KPU RI sebenarnya sudah meminta partai menghapus nama warga yang dicatut saat tahap verifikasi administrasi. Tetapi, pencatutan nama warga kembali ditemukan saat tahapan verifikasi faktual keanggotaan sembilan partai di seluruh Indonesia.
Sembilan partai yang menjalani verifikasi faktual adalah Partai Solidaritas Indonesia (PSI), Perindo, PBB, Partai Hanura, dan Partai Ummat. Lalu Partai Buruh, Partai Garuda, Partai Kebangkitan Nusantara (PKN), dan Partai Gelora.
Pencatutan nama warga itu misalnya ditemukan di Bali. Komisioner KPU Kabupaten Jembrana, Bali, Made Widiastra menyampaikan, terdapat belasan kasus pencatutan nama warga yang ditemukan saat verifikasi faktual di wilayahnya. “Pencatutan dilakukan oleh hampir semua partai yang ikut verifikasi faktual,” kata Widiastra kepada Republika di Denpasar, Sabtu (5/11/2022).

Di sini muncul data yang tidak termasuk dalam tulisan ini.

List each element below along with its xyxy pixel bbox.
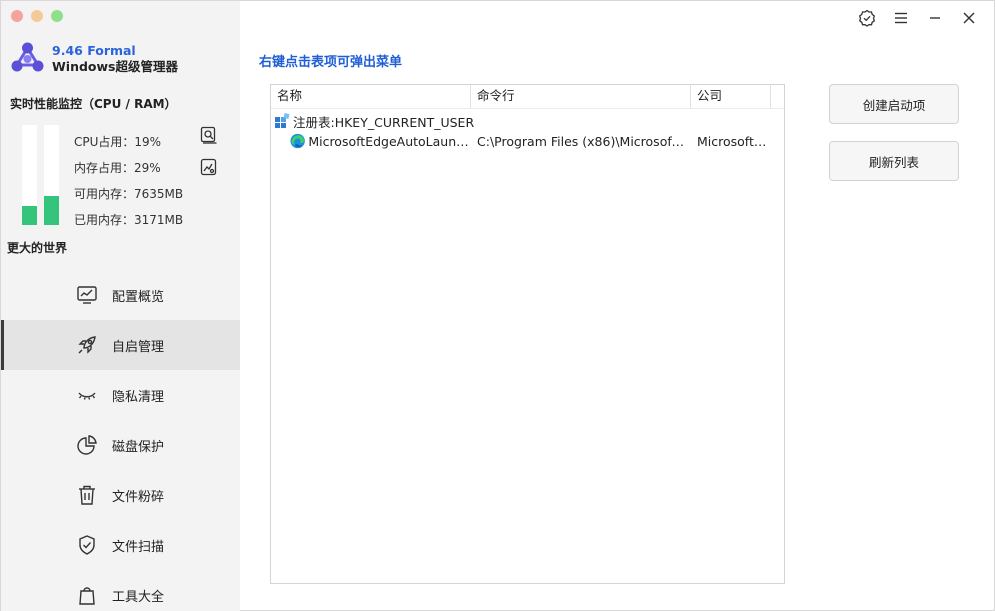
app-logo-icon [11, 42, 44, 72]
trash-icon [79, 485, 95, 505]
sidebar-item-config-overview[interactable]: 配置概览 [1, 270, 240, 320]
context-menu-hint: 右键点击表项可弹出菜单 [259, 55, 403, 70]
edge-browser-icon [290, 133, 305, 149]
registry-group-row[interactable]: 注册表:HKEY_CURRENT_USER [274, 110, 474, 132]
row-company: Microsoft Corporation [697, 133, 767, 149]
hamburger-menu-icon [895, 12, 907, 24]
startup-list[interactable]: 名称 命令行 公司 注册表:HKEY_CURRENT_USER Microsof… [270, 84, 785, 584]
close-icon [963, 12, 975, 24]
sidebar-item-label: 文件粉碎 [112, 489, 165, 505]
column-header-command[interactable]: 命令行 [471, 85, 691, 109]
sidebar-item-label: 磁盘保护 [112, 439, 165, 455]
row-name: MicrosoftEdgeAutoLaunch_ [308, 133, 470, 149]
table-row[interactable]: MicrosoftEdgeAutoLaunch_ C:\Program File… [271, 130, 784, 152]
memory-usage-text: 内存占用：29% [74, 161, 161, 175]
closed-eye-icon [78, 392, 96, 400]
app-window: 9.46 Formal Windows超级管理器 实时性能监控（CPU / RA… [0, 0, 995, 611]
sidebar-item-label: 文件扫描 [112, 539, 165, 555]
shield-check-icon [79, 535, 95, 555]
create-startup-button[interactable]: 创建启动项 [829, 84, 959, 124]
sidebar-item-file-shred[interactable]: 文件粉碎 [1, 470, 240, 520]
memory-usage-bar [44, 125, 59, 225]
sidebar-item-disk-protect[interactable]: 磁盘保护 [1, 420, 240, 470]
memory-usage-fill [44, 196, 59, 225]
verified-badge-icon [858, 9, 876, 27]
sidebar-item-label: 自启管理 [112, 339, 165, 355]
sidebar-nav: 配置概览 自启管理 隐私清理 磁盘保护 文件粉碎 文件扫描 工具大全 [1, 270, 240, 611]
titlebar-controls [850, 7, 986, 29]
sidebar-item-toolbox[interactable]: 工具大全 [1, 570, 240, 611]
minimize-button[interactable] [918, 7, 952, 29]
cpu-usage-text: CPU占用：19% [74, 135, 162, 149]
window-traffic-lights [11, 10, 63, 22]
column-header-company[interactable]: 公司 [691, 85, 771, 109]
sidebar-item-label: 配置概览 [112, 289, 165, 305]
close-dot-button[interactable] [11, 10, 23, 22]
monitor-chart-icon [77, 286, 97, 304]
used-memory-text: 已用内存：3171MB [74, 213, 184, 227]
rocket-icon [78, 336, 96, 354]
sidebar-item-file-scan[interactable]: 文件扫描 [1, 520, 240, 570]
cpu-usage-bar [22, 125, 37, 225]
available-memory-text: 可用内存：7635MB [74, 187, 184, 201]
image-report-icon[interactable] [200, 158, 218, 176]
registry-icon [275, 113, 290, 128]
list-header: 名称 命令行 公司 [271, 85, 784, 109]
search-report-icon[interactable] [200, 126, 218, 144]
bag-icon [79, 587, 95, 605]
close-button[interactable] [952, 7, 986, 29]
sidebar-item-label: 隐私清理 [112, 389, 165, 405]
column-header-name[interactable]: 名称 [271, 85, 471, 109]
app-name: Windows超级管理器 [52, 58, 178, 74]
refresh-list-button[interactable]: 刷新列表 [829, 141, 959, 181]
sidebar-item-label: 工具大全 [112, 589, 165, 605]
menu-button[interactable] [884, 7, 918, 29]
row-command: C:\Program Files (x86)\Microsoft\Edge\Ap… [477, 133, 685, 149]
minimize-icon [930, 17, 940, 19]
verified-button[interactable] [850, 7, 884, 29]
registry-group-label: 注册表:HKEY_CURRENT_USER [293, 114, 475, 130]
sidebar-item-privacy-clean[interactable]: 隐私清理 [1, 370, 240, 420]
sidebar: 9.46 Formal Windows超级管理器 实时性能监控（CPU / RA… [1, 1, 240, 611]
brand: 9.46 Formal Windows超级管理器 [10, 41, 178, 76]
maximize-dot-button[interactable] [51, 10, 63, 22]
slogan: 更大的世界 [7, 241, 68, 255]
app-version: 9.46 Formal [52, 42, 136, 58]
minimize-dot-button[interactable] [31, 10, 43, 22]
pie-chart-icon [77, 435, 97, 455]
cpu-usage-fill [22, 206, 37, 225]
sidebar-item-startup-manager[interactable]: 自启管理 [1, 320, 240, 370]
perf-monitor-title: 实时性能监控（CPU / RAM） [10, 97, 177, 111]
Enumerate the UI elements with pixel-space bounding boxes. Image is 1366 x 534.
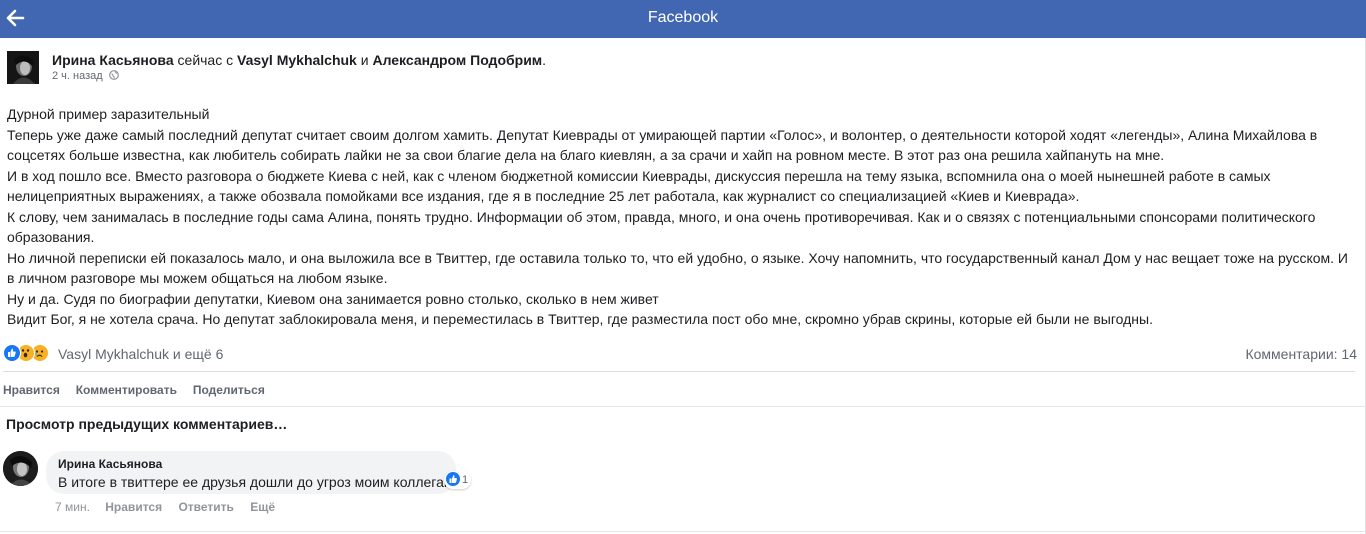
comment-more-button[interactable]: Ещё: [250, 500, 275, 514]
comment-timestamp[interactable]: 7 мин.: [55, 500, 90, 514]
divider: [0, 531, 1366, 532]
end-dot: .: [542, 52, 547, 68]
commenter-avatar[interactable]: [3, 451, 38, 486]
comment-meta: 7 мин. Нравится Ответить Ещё: [55, 500, 288, 514]
comment-like-count[interactable]: 1: [444, 471, 472, 489]
like-reaction-icon: [3, 344, 21, 362]
post-author-line: Ирина Касьянова сейчас с Vasyl Mykhalchu…: [52, 52, 546, 68]
post-paragraph: Но личной переписки ей показалось мало, …: [7, 249, 1348, 287]
post-meta: 2 ч. назад: [52, 70, 119, 82]
app-title: Facebook: [647, 9, 719, 26]
comment-button[interactable]: Комментировать: [76, 383, 177, 397]
post-header: Ирина Касьянова сейчас с Vasyl Mykhalchu…: [7, 50, 1356, 86]
post-paragraph: И в ход пошло все. Вместо разговора о бю…: [7, 167, 1271, 205]
comment-reply-button[interactable]: Ответить: [178, 500, 233, 514]
post-paragraph: Ну и да. Судя по биографии депутатки, Ки…: [7, 290, 659, 307]
tagged-person-1-link[interactable]: Vasyl Mykhalchuk: [237, 52, 357, 68]
reactions-summary[interactable]: Vasyl Mykhalchuk и ещё 6: [58, 346, 223, 362]
top-bar: Facebook: [0, 0, 1366, 38]
comment-text: В итоге в твиттере ее друзья дошли до уг…: [58, 474, 454, 490]
post-paragraph: Дурной пример заразительный: [7, 106, 210, 122]
post-paragraph: Видит Бог, я не хотела срача. Но депутат…: [7, 311, 1153, 327]
globe-icon: [108, 70, 119, 80]
comment-like-number: 1: [462, 474, 469, 486]
post-paragraph: К слову, чем занималась в последние годы…: [7, 208, 1316, 246]
post-author-link[interactable]: Ирина Касьянова: [52, 52, 174, 68]
comment-bubble: Ирина Касьянова В итоге в твиттере ее др…: [46, 451, 456, 494]
tagged-person-2-link[interactable]: Александром Подобрим: [372, 52, 542, 68]
share-button[interactable]: Поделиться: [193, 383, 265, 397]
comment-like-button[interactable]: Нравится: [105, 500, 162, 514]
post-paragraph: Теперь уже даже самый последний депутат …: [7, 126, 1318, 164]
like-reaction-icon: [446, 472, 460, 486]
comment-author-link[interactable]: Ирина Касьянова: [58, 457, 162, 471]
post-text: Дурной пример заразительный Теперь уже д…: [7, 104, 1352, 330]
divider: [0, 406, 1366, 407]
author-avatar[interactable]: [7, 51, 39, 84]
with-text: сейчас с: [177, 52, 234, 68]
post-actions: Нравится Комментировать Поделиться: [3, 381, 277, 399]
divider: [3, 371, 1355, 372]
view-previous-comments-link[interactable]: Просмотр предыдущих комментариев…: [6, 416, 287, 432]
post-timestamp[interactable]: 2 ч. назад: [52, 70, 103, 82]
comments-count[interactable]: Комментарии: 14: [1245, 346, 1357, 362]
and-text: и: [360, 52, 369, 68]
comment-item: Ирина Касьянова В итоге в твиттере ее др…: [3, 450, 503, 520]
like-button[interactable]: Нравится: [3, 383, 60, 397]
reactions-row: Vasyl Mykhalchuk и ещё 6 Комментарии: 14: [3, 343, 1360, 365]
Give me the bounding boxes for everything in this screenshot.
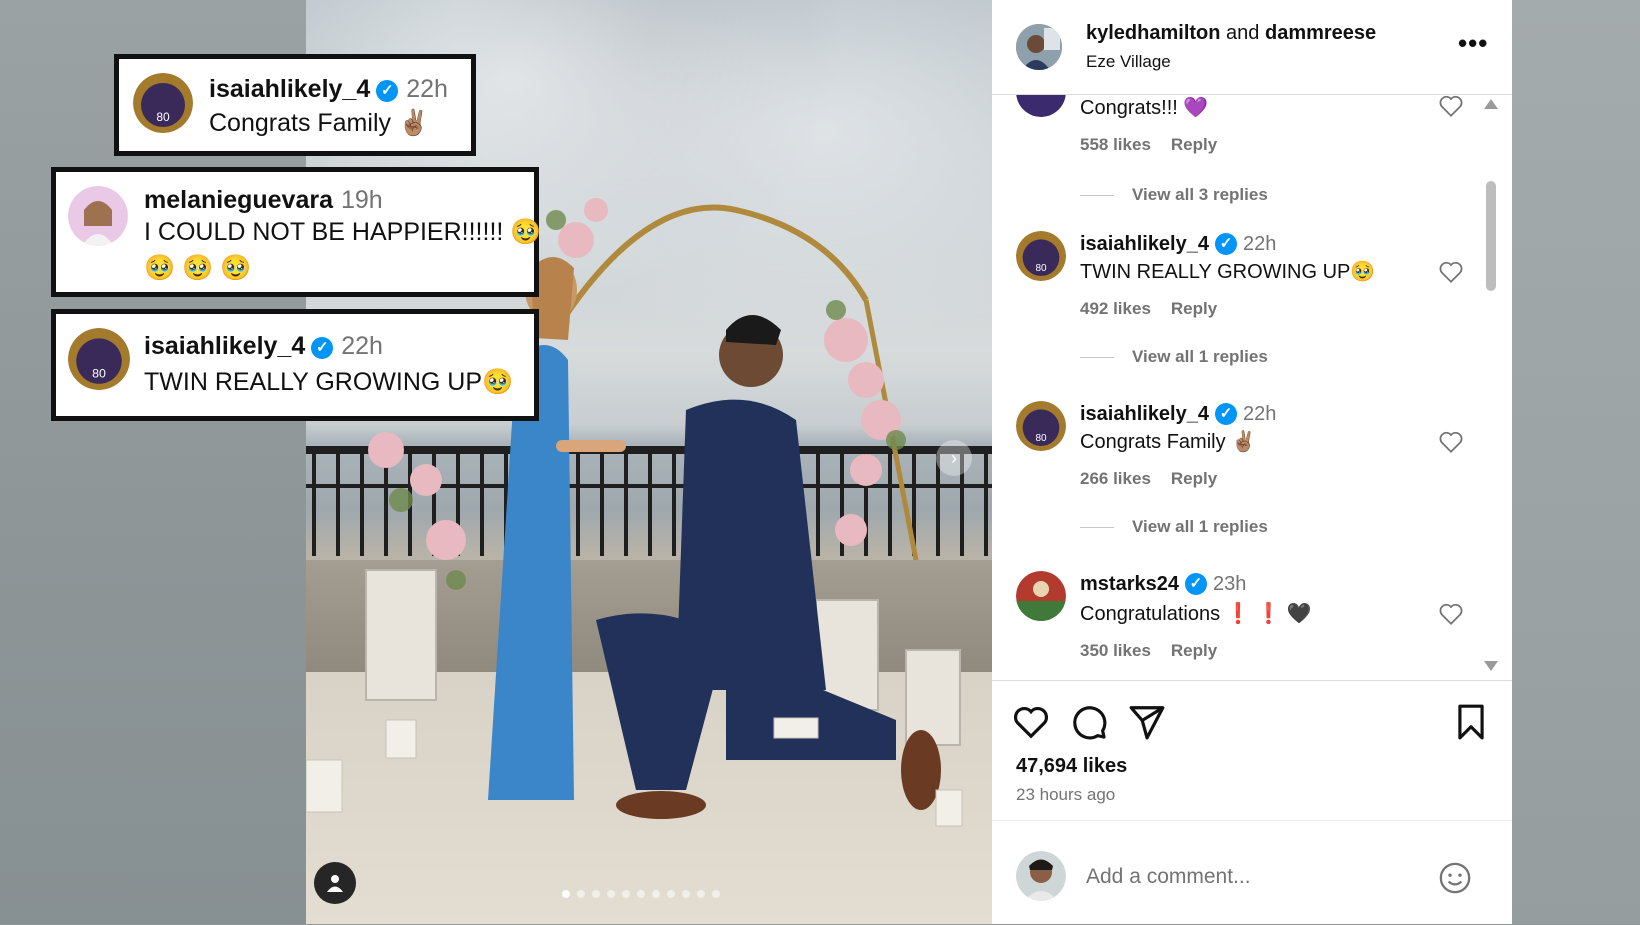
callout-text-line2: 🥹 🥹 🥹 [144,254,252,282]
heart-icon[interactable] [1012,703,1050,741]
carousel-dot [697,890,705,898]
verified-badge-icon: ✓ [376,80,399,102]
comment-username[interactable]: mstarks24 ✓ 23h [1080,573,1246,596]
comment-meta: 492 likes Reply [1080,299,1217,319]
comment-text: Congrats Family ✌🏽 [1080,431,1257,453]
callout-text: Congrats Family ✌🏽 [209,109,430,137]
scroll-down-icon[interactable] [1484,661,1498,671]
heart-icon[interactable] [1438,95,1464,119]
add-comment-bar [992,820,1512,925]
carousel-indicator [562,890,720,898]
comment-username[interactable]: isaiahlikely_4 ✓ 22h [1080,403,1276,426]
avatar [68,186,128,246]
background-right [1512,0,1640,924]
avatar[interactable]: 80 [1016,401,1066,451]
heart-icon[interactable] [1438,429,1464,455]
verified-badge-icon: ✓ [311,337,334,359]
svg-text:80: 80 [92,367,106,381]
carousel-dot [592,890,600,898]
add-comment-input[interactable] [1084,859,1418,895]
callout-text: TWIN REALLY GROWING UP🥹 [144,368,514,396]
carousel-dot [637,890,645,898]
svg-text:80: 80 [1035,263,1047,274]
comment-text: Congrats!!! 💜 [1080,97,1209,119]
tagged-users-button[interactable] [314,862,356,904]
smiley-icon[interactable] [1438,861,1472,895]
avatar: 80 [133,73,193,133]
callout-text: I COULD NOT BE HAPPIER!!!!!! 🥹 [144,218,542,246]
scroll-up-icon[interactable] [1484,99,1498,109]
view-replies-button[interactable]: View all 1 replies [1080,517,1268,537]
comment-text: TWIN REALLY GROWING UP🥹 [1080,261,1376,283]
scrollbar-thumb[interactable] [1486,181,1496,291]
post-likes[interactable]: 47,694 likes [1016,755,1127,778]
person-icon [327,875,343,892]
more-options-icon[interactable]: ••• [1458,28,1488,59]
comment-likes[interactable]: 350 likes [1080,641,1151,660]
author-link-1[interactable]: kyledhamilton [1086,22,1220,44]
carousel-dot [562,890,570,898]
comment-username[interactable]: isaiahlikely_4 ✓ 22h [1080,233,1276,256]
author-avatar[interactable] [1016,24,1062,70]
verified-badge-icon: ✓ [1214,403,1237,425]
comment-text: Congratulations ❗ ❗ 🖤 [1080,603,1312,625]
post-timestamp: 23 hours ago [1016,785,1116,804]
callout-username: melanieguevara 19h [144,186,383,214]
post-actions: 47,694 likes 23 hours ago [992,680,1512,821]
comments-list[interactable]: Congrats!!! 💜 558 likes Reply View all 3 … [992,95,1512,680]
bookmark-icon[interactable] [1452,703,1490,741]
view-replies-button[interactable]: View all 1 replies [1080,347,1268,367]
carousel-dot [682,890,690,898]
carousel-dot [652,890,660,898]
chevron-right-icon: › [951,447,957,468]
send-icon[interactable] [1128,703,1166,741]
avatar[interactable]: 80 [1016,231,1066,281]
reply-button[interactable]: Reply [1171,641,1217,660]
post-location[interactable]: Eze Village [1086,52,1171,72]
verified-badge-icon: ✓ [1184,573,1207,595]
post-panel: kyledhamilton and dammreese Eze Village … [992,0,1512,924]
comment-meta: 350 likes Reply [1080,641,1217,661]
comment-meta: 266 likes Reply [1080,469,1217,489]
carousel-dot [622,890,630,898]
callout-card-2: melanieguevara 19h I COULD NOT BE HAPPIER… [51,167,542,297]
comments-scrollbar[interactable] [1484,95,1500,680]
post-authors: kyledhamilton and dammreese [1086,22,1376,45]
avatar: 80 [68,328,130,390]
comment-icon[interactable] [1070,703,1108,741]
post-header: kyledhamilton and dammreese Eze Village … [992,0,1512,95]
carousel-dot [607,890,615,898]
author-link-2[interactable]: dammreese [1265,22,1376,44]
svg-text:80: 80 [156,110,170,124]
comment-likes[interactable]: 492 likes [1080,299,1151,318]
carousel-dot [577,890,585,898]
heart-icon[interactable] [1438,259,1464,285]
reply-button[interactable]: Reply [1171,469,1217,488]
authors-joiner: and [1226,22,1260,44]
svg-text:80: 80 [1035,433,1047,444]
callout-username: isaiahlikely_4 ✓ 22h [144,332,383,360]
next-image-button[interactable]: › [936,440,972,476]
comment-meta: 558 likes Reply [1080,135,1217,155]
callout-card-1: 80 isaiahlikely_4 ✓ 22h Congrats Family ✌🏽 [114,54,476,156]
carousel-dot [667,890,675,898]
heart-icon[interactable] [1438,601,1464,627]
reply-button[interactable]: Reply [1171,135,1217,154]
callout-username: isaiahlikely_4 ✓ 22h [209,75,448,103]
avatar[interactable] [1016,95,1066,117]
callout-card-3: 80 isaiahlikely_4 ✓ 22h TWIN REALLY GROWIN… [51,309,539,421]
view-replies-button[interactable]: View all 3 replies [1080,185,1268,205]
avatar[interactable] [1016,571,1066,621]
comment-likes[interactable]: 266 likes [1080,469,1151,488]
current-user-avatar [1016,851,1066,901]
reply-button[interactable]: Reply [1171,299,1217,318]
verified-badge-icon: ✓ [1214,233,1237,255]
carousel-dot [712,890,720,898]
comment-likes[interactable]: 558 likes [1080,135,1151,154]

Merespons temuan itu, Ketua KPU RI Hasyim Asy’ari mengatakan, pihaknya hanya melakukan dua hal terhadap partai yang melakukan pencatutan. Pertama, menyatakan partai itu Tidak Memenuhi Syarat (TMS) verifikasi faktual. Kedua, meminta partai menghapus nama warga yang dicatut dari Sipol.
Adapun penjatuhan sanksi terhadap partai adalah kewenangan Bawaslu RI. “Kalau dianggap melanggar pidana atau tidak, melanggar administrasi, itu ada di tangan Bawaslu,” kata Hasyim kepada wartawan, Senin (7/11/2022).
Adapun Ketua Badan Pengawas Pemilihan Umum (Bawaslu) RI Rahmat Bagja pada Selasa (8/11/2022), menyebut pihaknya hanya bisa memberikan sanksi administratif kepada partai. Sanksi bisa diberikan atas putusan sidang yang digelar setelah ada laporan dari masyarakat.